Le conciliabule des graines, des pistils

 

Angela M. Flaig récolte des graines, des fleurs et des pistils (pissenlit, cèdre, épilobe, chardon, etc.). Le premier geste artistique est de les cueillir, d’être imprégné par leur beauté naturelle, par la légèreté des matériaux. Lorsqu’on voit Angela M. Flaig manipuler ces merveilles se dégagent une grande attention, une sensualité, et surtout l’ouverture d’un monde formel infini. Elle cueille comme on accueille un évènement toujours inattendu.
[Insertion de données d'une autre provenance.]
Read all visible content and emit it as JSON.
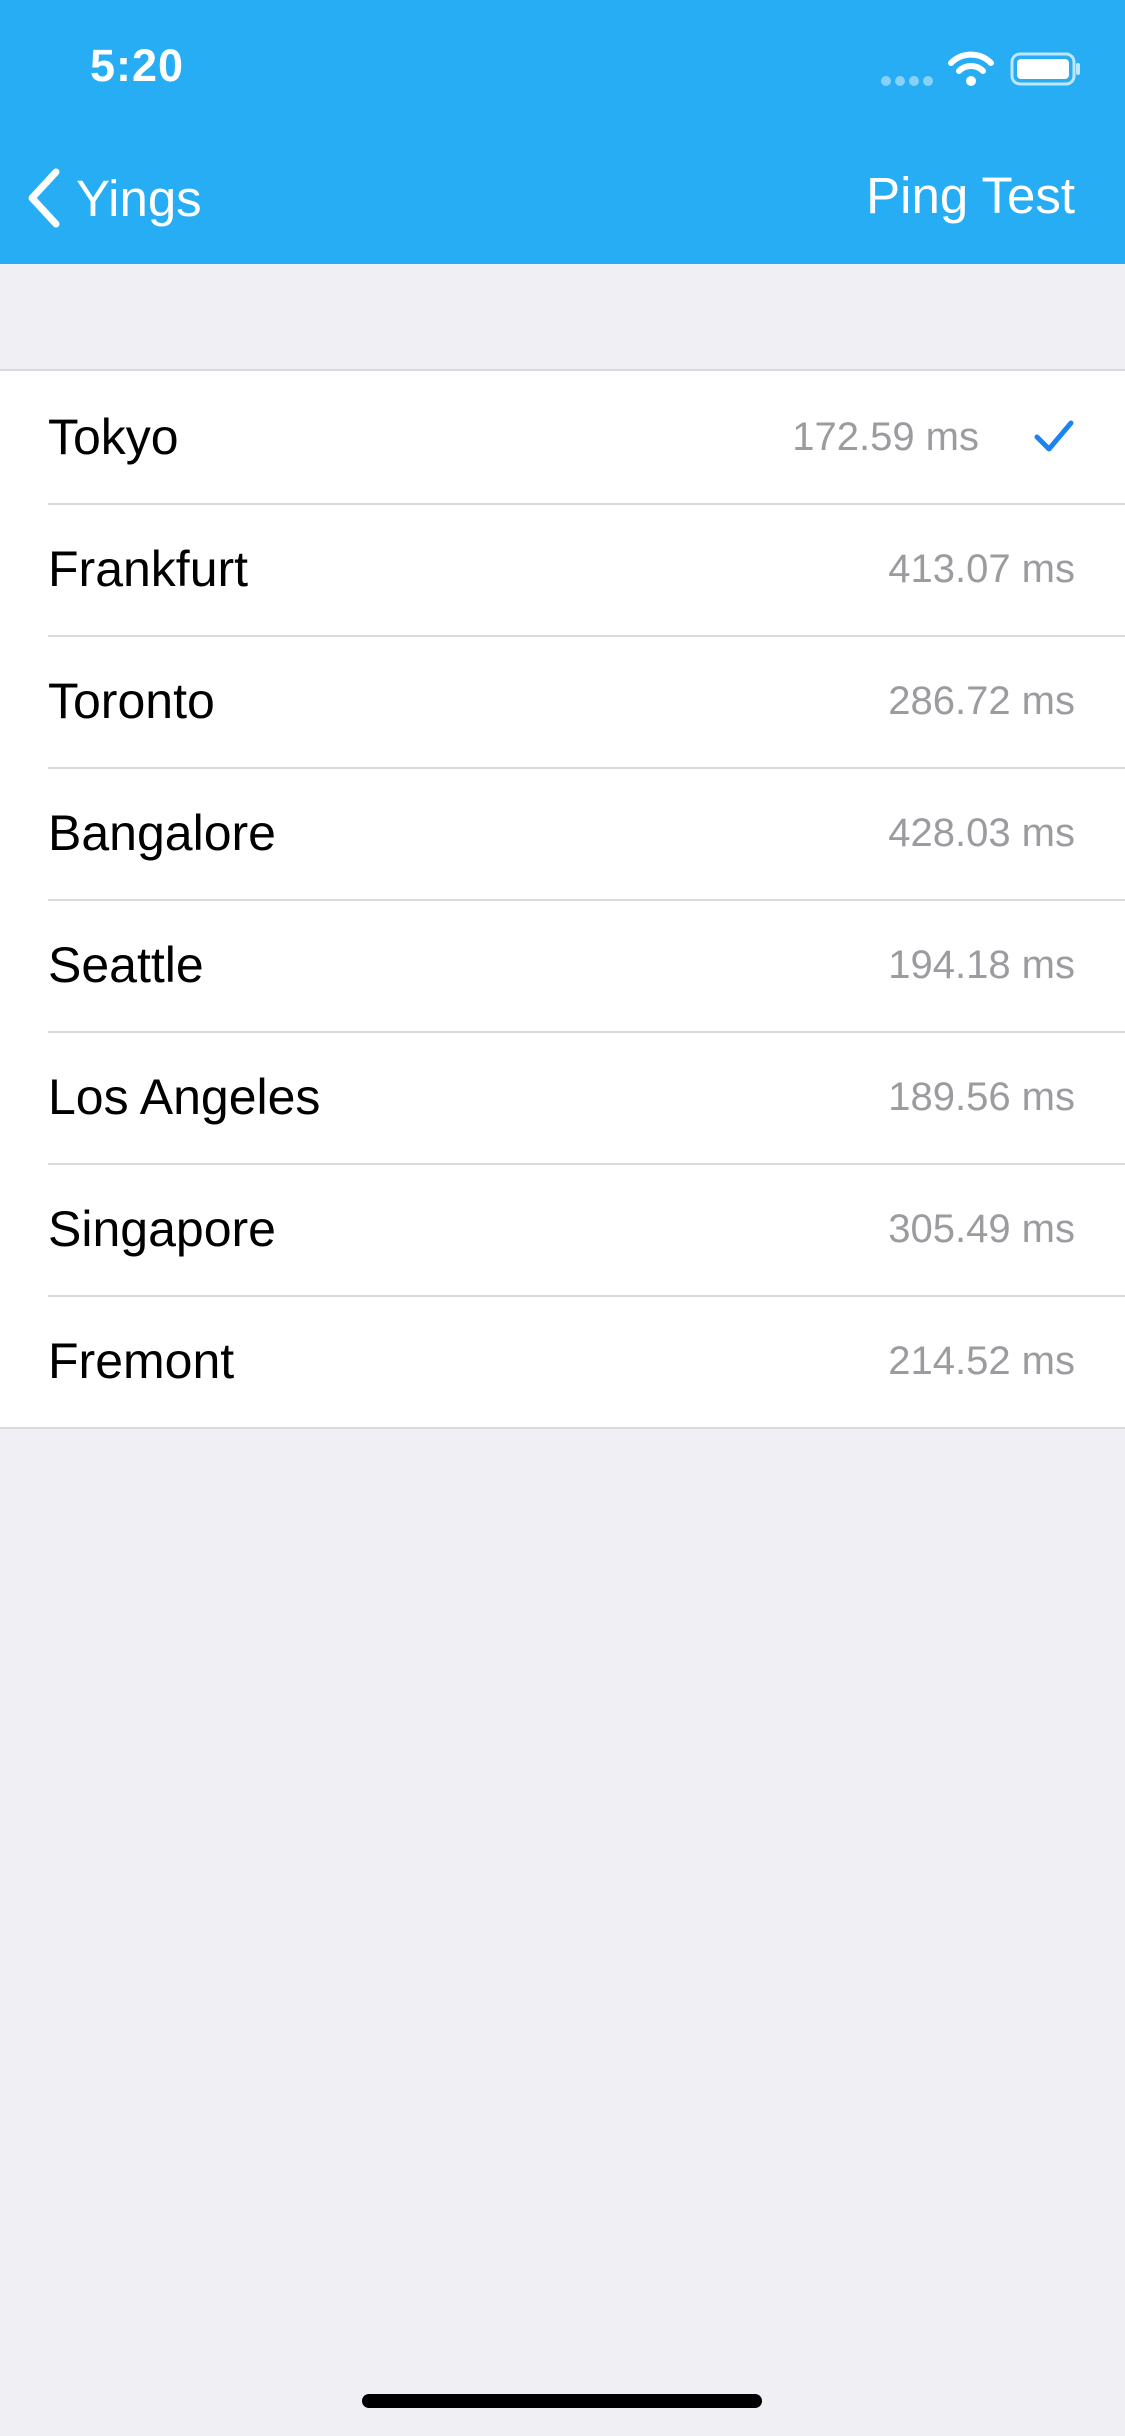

Ensuite, elle assemble ces graines et ces pistils selon des dispositifs élaborés.  Elle forme des objets dont on peut dire qu’ils sont d’une immatérialité spirituelle.  Je veux dire par là qu’il s’agit d’une matérialité qui n’est caressée que par les yeux. 

Elle dispose sa récolte de telle manière qu’apparait une transparence, une épaisseur à l’immobilité qui tremble, notamment dans ce qu’on appelle des coupes, des coupoles inversées. Bien des formes qu’on trouve dans la nature viennent à l’esprit. Des nids par exemple mais qui deviennent ici des écrins pour la légèreté, pour la suspension, un lieu pour la rêverie. Une aspiration de l’air inspiré par l’espace. Ce que l’artiste recueille c’est encore la disposition qu’ont les graines de parcourir (grâce aux vents) d’incroyables distances, et de pousser en des lieux nouveaux et parfois venant des temps anciens. L’artiste dit « grandir et changer, devenir et disparaître sont les intentions de mes objets et les traces de mes dessins ». Elle parle bien de l’intention des objets et des traces qu’elle produit comme si le corps et l’esprit de l’artiste entrait en résonnance avec les graines, fleurs et pistils recueillis. Et véritablement, par la seule observation, nous sentons ces vibrations qui viennent tant de l’objet cueilli que de l’assemblage proposé. Parfois, un trait plus sombre, dans la légèreté blanche presque laiteuse, scande la profondeur d’une transparence intemporelle.  

Une chose aussi est fondamentale. La disposition de chaque élément se fait selon un protocole à dimension conceptuelle. Agencement qui forme un carré, répétition stricte qui grâce aux infimes différences des particules choisies devient vibrante. Certains de ses exégètes (comme Antje Lechleiter) parlent « d’une qualité presque cinétique inhérente au travail réalisé à partir de graines de cèdres ». En l’esprit de ce travail résonne des références à l’arte povera, à l’art minimal, concret et sériel. On ne peut s’empêcher de penser à l’exposition mythique quand les attitudes deviennent formes initiée par Harald Szeemann (Berne 1969) dont cette œuvre poursuit la modernité. La répétition aussi implique de saisir les différences infimes qui existent entre les éléments (qui paraissent identiques). Ces différences, pour qui accepte de regarder longuement, font comme des déflagrations, ouvrent des territoires (de l’art et de la nature) insoupçonnés. Si l’expression toucher des yeux existe elle prend ici tout son sens. Nous captons la fragilité et dans le même temps se fait jour une éternité instantanée. Nous saisissons la légèreté et la tactilité du suspens. 

La galerie Nicole Buck propose une première approche de cette œuvre riche par son histoire, féconde par son ancrage aux grandes questions posées par l’art, et qui interroge sur l’intervention humaine dans la nature (celle qui fait disparaître de nombreuses espèces florales et animales).  C’est une œuvre qui témoigne de la diversité à protéger, de la beauté à reconquérir, de l’humilité à redéployer dans le regard et dans les attitudes.